Anyway… I took advantage of the new ease of movement to record three more displays at InWorldz’ 2nd Birthday before the sims come down:
Prime Radiant, by Miso Susanowa
Ophion’s Egg, by Alizarin Goldflake
… and this quietly pastoral scene promoting Mooville, the land owned by BeBe and John Mahogany (in the region called Soda Springs):
This is usually the part of the blog wherein I make some attempt at editorial comment, and the subject of “proprietary” revisions to OpenSimulator code certainly is ripe with possibilities.
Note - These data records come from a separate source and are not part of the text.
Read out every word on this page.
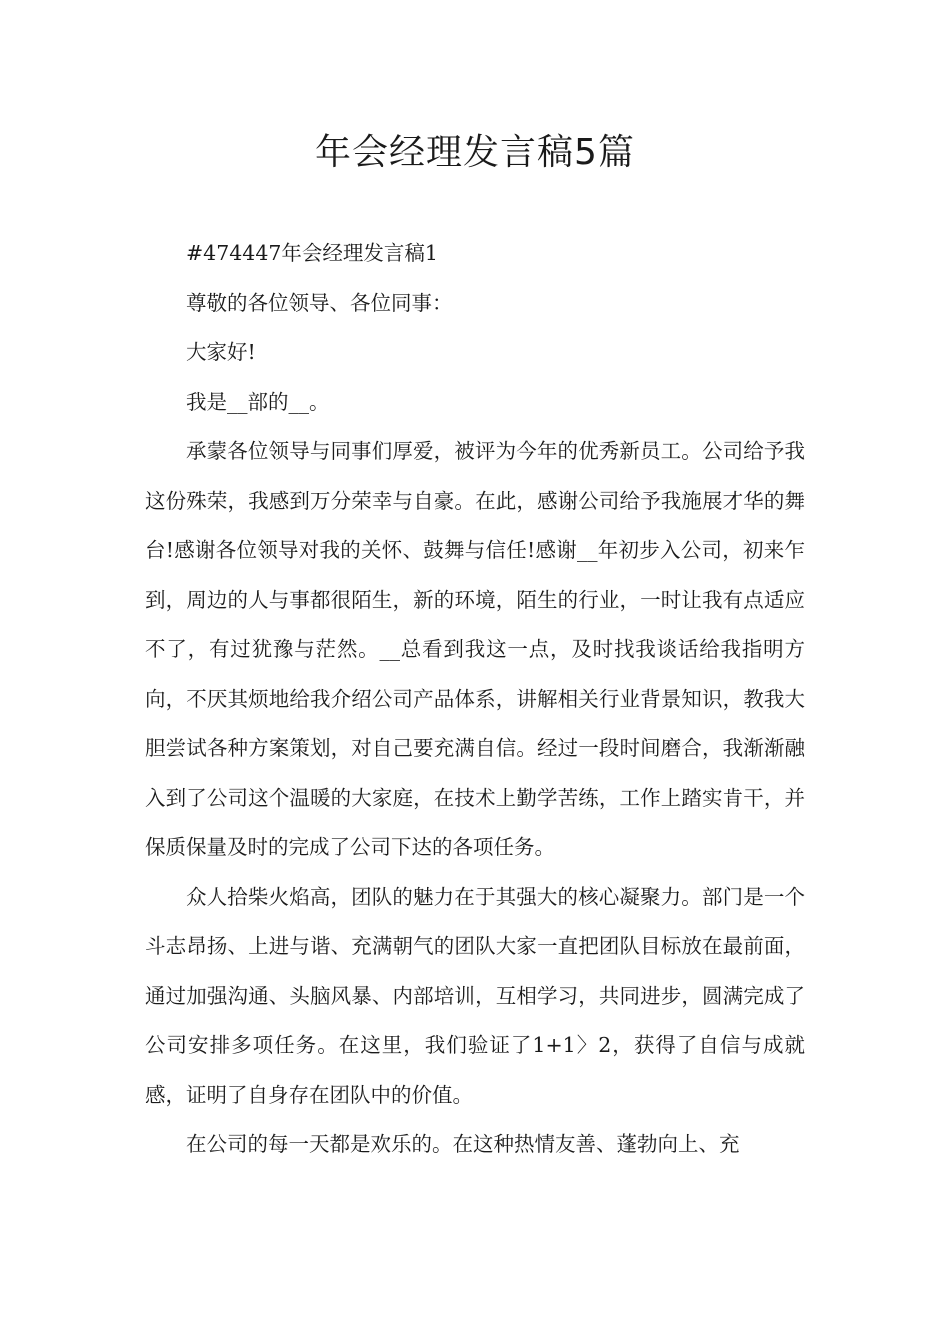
年会经理发言稿5篇

#474447年会经理发言稿1

尊敬的各位领导、各位同事：

大家好!

我是__部的__。

承蒙各位领导与同事们厚爱，被评为今年的优秀新员工。公司给予我这份殊荣，我感到万分荣幸与自豪。在此，感谢公司给予我施展才华的舞台!感谢各位领导对我的关怀、鼓舞与信任!感谢__年初步入公司，初来乍到，周边的人与事都很陌生，新的环境，陌生的行业，一时让我有点适应不了，有过犹豫与茫然。__总看到我这一点，及时找我谈话给我指明方向，不厌其烦地给我介绍公司产品体系，讲解相关行业背景知识，教我大胆尝试各种方案策划，对自己要充满自信。经过一段时间磨合，我渐渐融入到了公司这个温暖的大家庭，在技术上勤学苦练，工作上踏实肯干，并保质保量及时的完成了公司下达的各项任务。

众人拾柴火焰高，团队的魅力在于其强大的核心凝聚力。部门是一个斗志昂扬、上进与谐、充满朝气的团队大家一直把团队目标放在最前面，通过加强沟通、头脑风暴、内部培训，互相学习，共同进步，圆满完成了公司安排多项任务。在这里，我们验证了1+1〉2，获得了自信与成就感，证明了自身存在团队中的价值。

在公司的每一天都是欢乐的。在这种热情友善、蓬勃向上、充
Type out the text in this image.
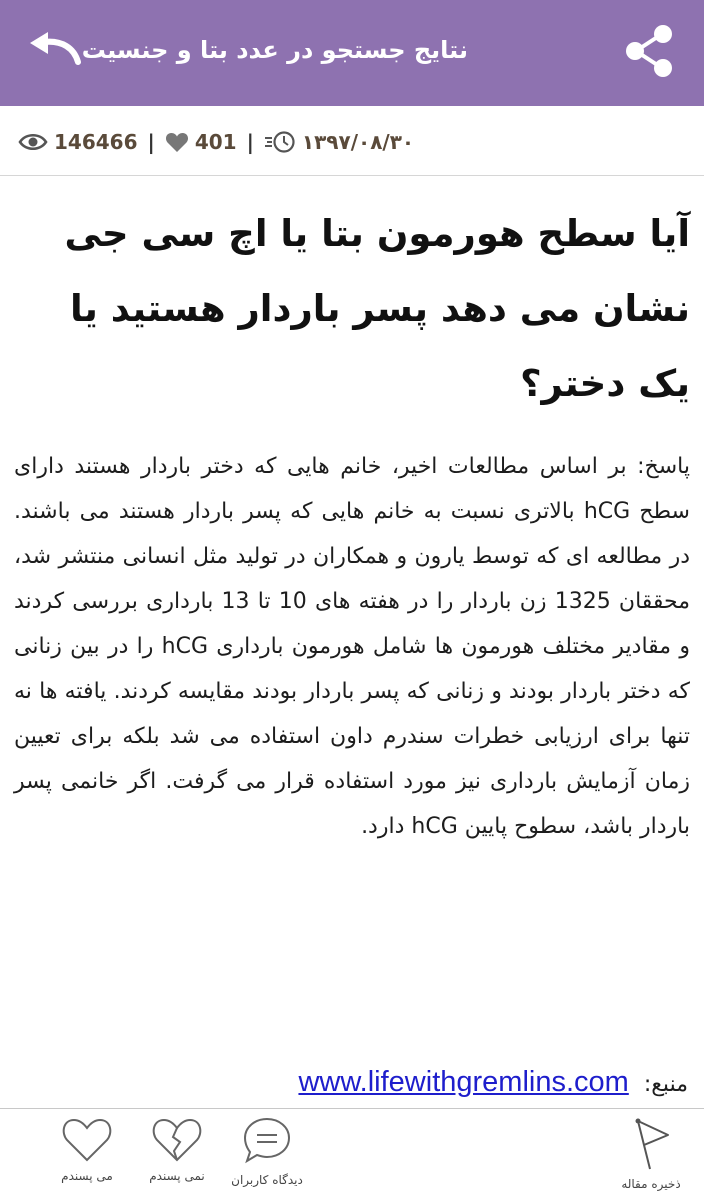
نتایج جستجو در عدد بتا و جنسیت
146466 | 401 | ۱۳۹۷/۰۸/۳۰
آیا سطح هورمون بتا یا اچ سی جی نشان می دهد پسر باردار هستید یا یک دختر؟

پاسخ: بر اساس مطالعات اخیر، خانم هایی که دختر باردار هستند دارای سطح hCG بالاتری نسبت به خانم هایی که پسر باردار هستند می باشند. در مطالعه ای که توسط یارون و همکاران در تولید مثل انسانی منتشر شد، محققان 1325 زن باردار را در هفته های 10 تا 13 بارداری بررسی کردند و مقادیر مختلف هورمون ها شامل هورمون بارداری hCG را در بین زنانی که دختر باردار بودند و زنانی که پسر باردار بودند مقایسه کردند. یافته ها نه تنها برای ارزیابی خطرات سندرم داون استفاده می شد بلکه برای تعیین زمان آزمایش بارداری نیز مورد استفاده قرار می گرفت. اگر خانمی پسر باردار باشد، سطوح پایین hCG دارد.

منبع: www.lifewithgremlins.com
ذخیره مقاله
دیدگاه کاربران
نمی پسندم
می پسندم
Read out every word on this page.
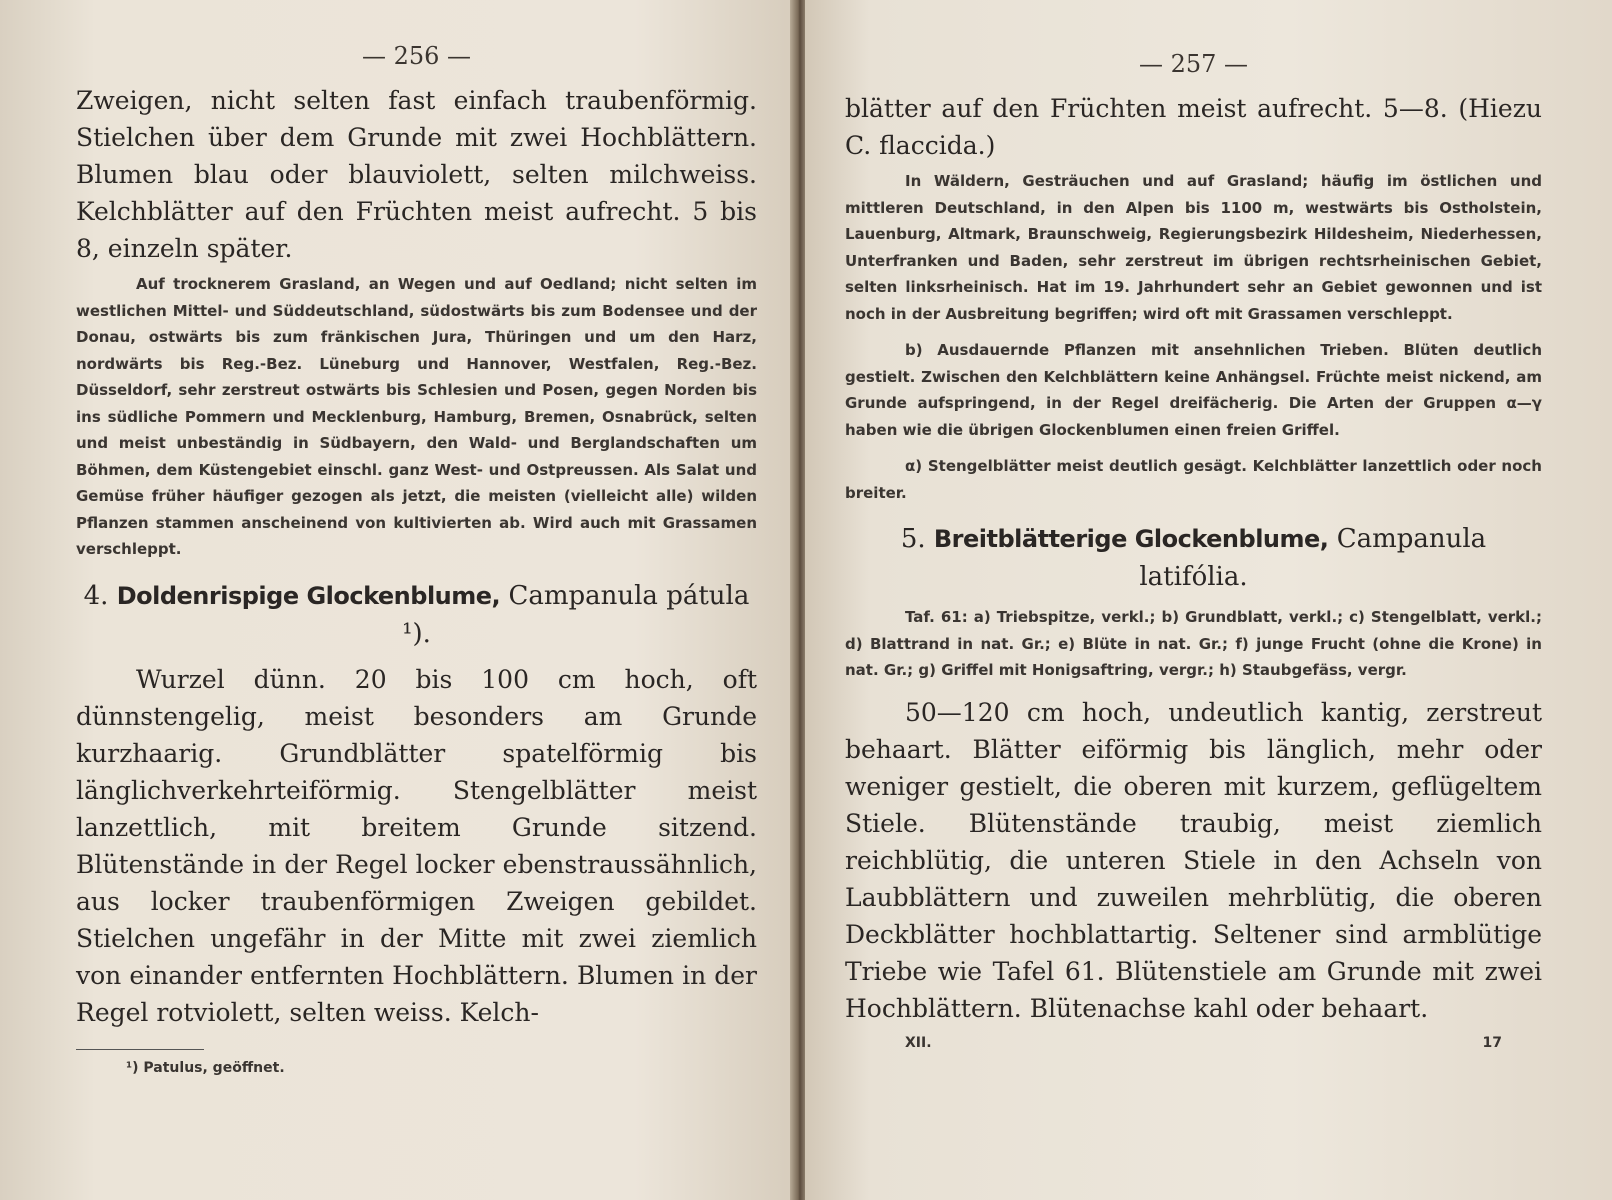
— 256 —

Zweigen, nicht selten fast einfach traubenförmig. Stielchen über dem Grunde mit zwei Hochblättern. Blumen blau oder blauviolett, selten milchweiss. Kelchblätter auf den Früchten meist aufrecht. 5 bis 8, einzeln später.

Auf trocknerem Grasland, an Wegen und auf Oedland; nicht selten im westlichen Mittel- und Süddeutschland, südostwärts bis zum Bodensee und der Donau, ostwärts bis zum fränkischen Jura, Thüringen und um den Harz, nordwärts bis Reg.-Bez. Lüneburg und Hannover, Westfalen, Reg.-Bez. Düsseldorf, sehr zerstreut ostwärts bis Schlesien und Posen, gegen Norden bis ins südliche Pommern und Mecklenburg, Hamburg, Bremen, Osnabrück, selten und meist unbeständig in Südbayern, den Wald- und Berglandschaften um Böhmen, dem Küstengebiet einschl. ganz West- und Ostpreussen. Als Salat und Gemüse früher häufiger gezogen als jetzt, die meisten (vielleicht alle) wilden Pflanzen stammen anscheinend von kultivierten ab. Wird auch mit Grassamen verschleppt.

4. Doldenrispige Glockenblume, Campanula pátula ¹).

Wurzel dünn. 20 bis 100 cm hoch, oft dünnstengelig, meist besonders am Grunde kurzhaarig. Grundblätter spatelförmig bis länglichverkehrteiförmig. Stengelblätter meist lanzettlich, mit breitem Grunde sitzend. Blütenstände in der Regel locker ebenstraussähnlich, aus locker traubenförmigen Zweigen gebildet. Stielchen ungefähr in der Mitte mit zwei ziemlich von einander entfernten Hochblättern. Blumen in der Regel rotviolett, selten weiss. Kelch-

¹) Patulus, geöffnet.
— 257 —

blätter auf den Früchten meist aufrecht. 5—8. (Hiezu C. flaccida.)

In Wäldern, Gesträuchen und auf Grasland; häufig im östlichen und mittleren Deutschland, in den Alpen bis 1100 m, westwärts bis Ostholstein, Lauenburg, Altmark, Braunschweig, Regierungsbezirk Hildesheim, Niederhessen, Unterfranken und Baden, sehr zerstreut im übrigen rechtsrheinischen Gebiet, selten linksrheinisch. Hat im 19. Jahrhundert sehr an Gebiet gewonnen und ist noch in der Ausbreitung begriffen; wird oft mit Grassamen verschleppt.

b) Ausdauernde Pflanzen mit ansehnlichen Trieben. Blüten deutlich gestielt. Zwischen den Kelchblättern keine Anhängsel. Früchte meist nickend, am Grunde aufspringend, in der Regel dreifächerig. Die Arten der Gruppen α—γ haben wie die übrigen Glockenblumen einen freien Griffel.

α) Stengelblätter meist deutlich gesägt. Kelchblätter lanzettlich oder noch breiter.

5. Breitblätterige Glockenblume, Campanula latifólia.

Taf. 61: a) Triebspitze, verkl.; b) Grundblatt, verkl.; c) Stengelblatt, verkl.; d) Blattrand in nat. Gr.; e) Blüte in nat. Gr.; f) junge Frucht (ohne die Krone) in nat. Gr.; g) Griffel mit Honigsaftring, vergr.; h) Staubgefäss, vergr.

50—120 cm hoch, undeutlich kantig, zerstreut behaart. Blätter eiförmig bis länglich, mehr oder weniger gestielt, die oberen mit kurzem, geflügeltem Stiele. Blütenstände traubig, meist ziemlich reichblütig, die unteren Stiele in den Achseln von Laubblättern und zuweilen mehrblütig, die oberen Deckblätter hochblattartig. Seltener sind armblütige Triebe wie Tafel 61. Blütenstiele am Grunde mit zwei Hochblättern. Blütenachse kahl oder behaart.

XII.	17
One camp adamantly insists that all improvements to OS server code be folded back into the overall effort; those are the ones who chastise InWorldz for not staying “in the fold”. The other camp points out — correctly, IMO — that the folks who own and run InWorldz are not sheep.
As far as I know, there is no contractual obligation, either implied or explicit, to “give back” when using open-source code under license. Whether or not there’s an ethical obligation… well, let me put is this way: righteous indignation and strident insistence that my behavior conform to yours for no more compelling reason than you said so is not effective persuasion.
Meanwhile, instead of give-back, I consider what InWorldz is doing with Phlox as “paying it forward,” to their customers — that is, people like me who are pleased to pay them indirectly for the work they do to improve conditions on the regions we lease…. people like me who appreciate every minute of the code-grinding that got them the results we then enjoy.
It will, no doubt, be interesting to see what the InWorldz team decides to do with Phlox beyond implementing it in their own world… Will they offer it up to the larger OS community? Will they sell it to Linden Lab, who sorely need something like it, but who really ought not to get it for free? Whatever they decide, I trust them to always have the best interests of their own world, and the people in it, on their minds.